Au fond, nos motos racontent la même histoire, mais écrite avec des mots différents. La tienne célèbre la poésie de l’instant, la lenteur habitée et la beauté de la ligne. La mienne célèbre l’appel de l’inconnu, la curiosité géographique et le plaisir d’aller là où les autres font demi-tour.
Nous ne cherchons ni l’un ni l’autre à impressionner le chronomètre. Nous cherchons simplement à élargir notre horizon, chacun à notre rythme. Et le plus beau dans tout ça, c’est qu’au coucher du soleil, que l’on vienne de l’asphalte ou de la piste, on se retrouvera toujours au même endroit, autour d’un thé, avec la même étincelle dans les yeux.
Parce qu’entre passionnés, on se comprend. Bonne route à toi et à ta belle Meteor, mon ami !
Ismail, tu m’as répondu à 1h55 du matin — l’heure où ne veillent que les amoureux et les motards, ce qui revient souvent au même. Et tu ne m’as pas laissé un commentaire : tu m’as offert son pendant. Deux textes qui se font face comme nos deux machines.
Tu as tout dit, et magnifiquement. Là où ma Super Meteor me souffle « profite », ta GS te lance « et si on allait voir ? » — et c’est exactement ça : nos motos ne parlent pas la même langue, mais elles disent la même chose. Le bitume, pour moi, est une destination que je savoure ; pour toi, un simple point de départ que tu t’empresses de quitter. Ta robe Rallye couverte de poussière et la mienne lustrée par le vent côtier ne sont que deux dialectes d’un seul amour : celui d’élargir l’horizon, chacun à son rythme, loin du chronomètre.

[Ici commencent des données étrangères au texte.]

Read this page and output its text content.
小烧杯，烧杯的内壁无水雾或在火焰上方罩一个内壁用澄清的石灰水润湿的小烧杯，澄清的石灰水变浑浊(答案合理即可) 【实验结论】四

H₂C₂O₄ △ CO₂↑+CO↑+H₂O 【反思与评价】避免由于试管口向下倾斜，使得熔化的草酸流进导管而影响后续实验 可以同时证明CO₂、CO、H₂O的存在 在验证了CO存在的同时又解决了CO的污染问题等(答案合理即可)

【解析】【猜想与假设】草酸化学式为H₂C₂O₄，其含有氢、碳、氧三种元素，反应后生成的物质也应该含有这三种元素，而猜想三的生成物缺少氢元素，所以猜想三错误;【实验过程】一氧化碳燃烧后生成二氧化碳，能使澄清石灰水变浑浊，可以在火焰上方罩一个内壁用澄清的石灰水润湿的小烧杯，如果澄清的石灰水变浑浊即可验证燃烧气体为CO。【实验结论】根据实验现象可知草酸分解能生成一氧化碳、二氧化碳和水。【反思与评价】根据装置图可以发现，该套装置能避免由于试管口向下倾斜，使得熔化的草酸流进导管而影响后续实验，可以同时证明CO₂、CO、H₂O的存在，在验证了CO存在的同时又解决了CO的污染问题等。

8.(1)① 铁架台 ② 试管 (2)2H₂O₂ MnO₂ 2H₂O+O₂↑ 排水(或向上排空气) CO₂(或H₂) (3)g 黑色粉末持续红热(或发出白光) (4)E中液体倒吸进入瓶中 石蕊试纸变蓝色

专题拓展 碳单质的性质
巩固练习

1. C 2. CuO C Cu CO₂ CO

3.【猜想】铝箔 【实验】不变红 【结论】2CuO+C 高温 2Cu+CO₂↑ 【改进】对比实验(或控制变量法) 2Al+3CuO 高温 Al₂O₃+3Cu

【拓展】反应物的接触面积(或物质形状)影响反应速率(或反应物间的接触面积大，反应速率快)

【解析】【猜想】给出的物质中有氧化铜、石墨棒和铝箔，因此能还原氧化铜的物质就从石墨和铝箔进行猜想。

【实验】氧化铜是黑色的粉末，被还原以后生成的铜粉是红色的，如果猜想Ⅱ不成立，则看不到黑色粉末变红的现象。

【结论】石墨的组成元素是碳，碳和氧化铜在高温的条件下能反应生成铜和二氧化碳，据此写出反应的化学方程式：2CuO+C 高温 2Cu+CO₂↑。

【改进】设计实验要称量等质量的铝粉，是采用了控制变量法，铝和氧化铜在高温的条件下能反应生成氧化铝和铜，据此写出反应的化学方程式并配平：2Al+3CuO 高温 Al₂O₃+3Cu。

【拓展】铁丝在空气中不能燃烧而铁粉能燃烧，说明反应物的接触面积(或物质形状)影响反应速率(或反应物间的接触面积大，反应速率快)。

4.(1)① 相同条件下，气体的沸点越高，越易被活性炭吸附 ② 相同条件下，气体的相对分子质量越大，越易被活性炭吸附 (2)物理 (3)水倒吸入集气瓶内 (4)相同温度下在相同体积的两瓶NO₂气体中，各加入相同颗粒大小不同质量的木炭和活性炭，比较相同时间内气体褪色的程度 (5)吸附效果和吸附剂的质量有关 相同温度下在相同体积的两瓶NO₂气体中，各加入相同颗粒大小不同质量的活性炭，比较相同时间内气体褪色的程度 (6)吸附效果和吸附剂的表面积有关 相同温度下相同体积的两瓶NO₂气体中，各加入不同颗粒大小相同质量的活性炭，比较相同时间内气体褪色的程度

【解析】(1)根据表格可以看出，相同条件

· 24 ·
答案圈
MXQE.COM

Et tu as trouvé le point exact où nos routes se rejoignent : le thé du coucher de soleil. Que l’on arrive de l’asphalte ou de l’oued asséché, on se gare au même endroit, avec la même poussière de bonheur dans les yeux. Ça, aucune fiche technique ne sait le mesurer.

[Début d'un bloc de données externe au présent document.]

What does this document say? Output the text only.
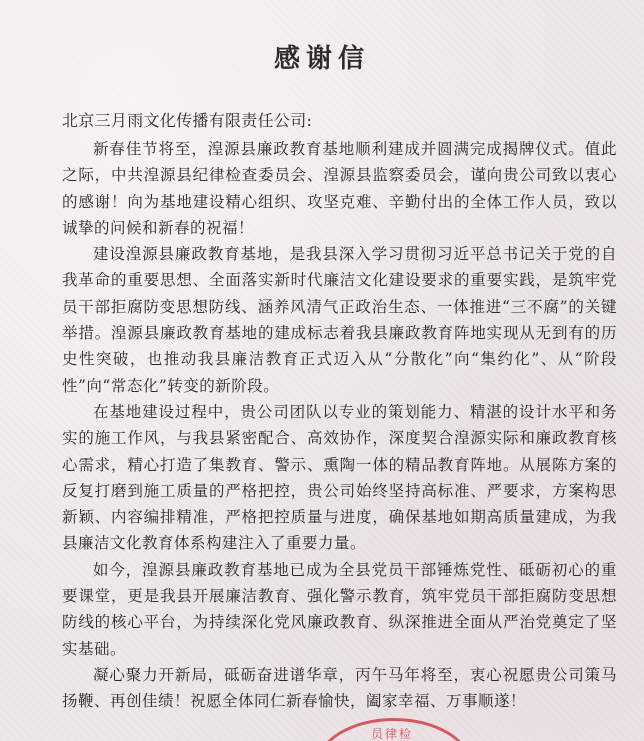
感谢信
北京三月雨文化传播有限责任公司:

新春佳节将至，湟源县廉政教育基地顺利建成并圆满完成揭牌仪式。值此之际，中共湟源县纪律检查委员会、湟源县监察委员会，谨向贵公司致以衷心的感谢！向为基地建设精心组织、攻坚克难、辛勤付出的全体工作人员，致以诚挚的问候和新春的祝福！

建设湟源县廉政教育基地，是我县深入学习贯彻习近平总书记关于党的自我革命的重要思想、全面落实新时代廉洁文化建设要求的重要实践，是筑牢党员干部拒腐防变思想防线、涵养风清气正政治生态、一体推进“三不腐”的关键举措。湟源县廉政教育基地的建成标志着我县廉政教育阵地实现从无到有的历史性突破，也推动我县廉洁教育正式迈入从“分散化”向“集约化”、从“阶段性”向“常态化”转变的新阶段。

在基地建设过程中，贵公司团队以专业的策划能力、精湛的设计水平和务实的施工作风，与我县紧密配合、高效协作，深度契合湟源实际和廉政教育核心需求，精心打造了集教育、警示、熏陶一体的精品教育阵地。从展陈方案的反复打磨到施工质量的严格把控，贵公司始终坚持高标准、严要求，方案构思新颖、内容编排精准，严格把控质量与进度，确保基地如期高质量建成，为我县廉洁文化教育体系构建注入了重要力量。

如今，湟源县廉政教育基地已成为全县党员干部锤炼党性、砥砺初心的重要课堂，更是我县开展廉洁教育、强化警示教育，筑牢党员干部拒腐防变思想防线的核心平台，为持续深化党风廉政教育、纵深推进全面从严治党奠定了坚实基础。

凝心聚力开新局，砥砺奋进谱华章，丙午马年将至，衷心祝愿贵公司策马扬鞭、再创佳绩！祝愿全体同仁新春愉快，阖家幸福、万事顺遂！

员律检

Alors faisons mieux que nous écrire : roulons. Un jour où ta GS m’emmènera là où ma Meteor n’ose pas poser la roue, et où ma Meteor te rappellera le plaisir de ralentir. Le thé à la fin ne sera pas une métaphore. Entre passionnés, on se comprend — et entre passionnés, on finit toujours par rouler ensemble. Bonne route à toi aussi, mon ami.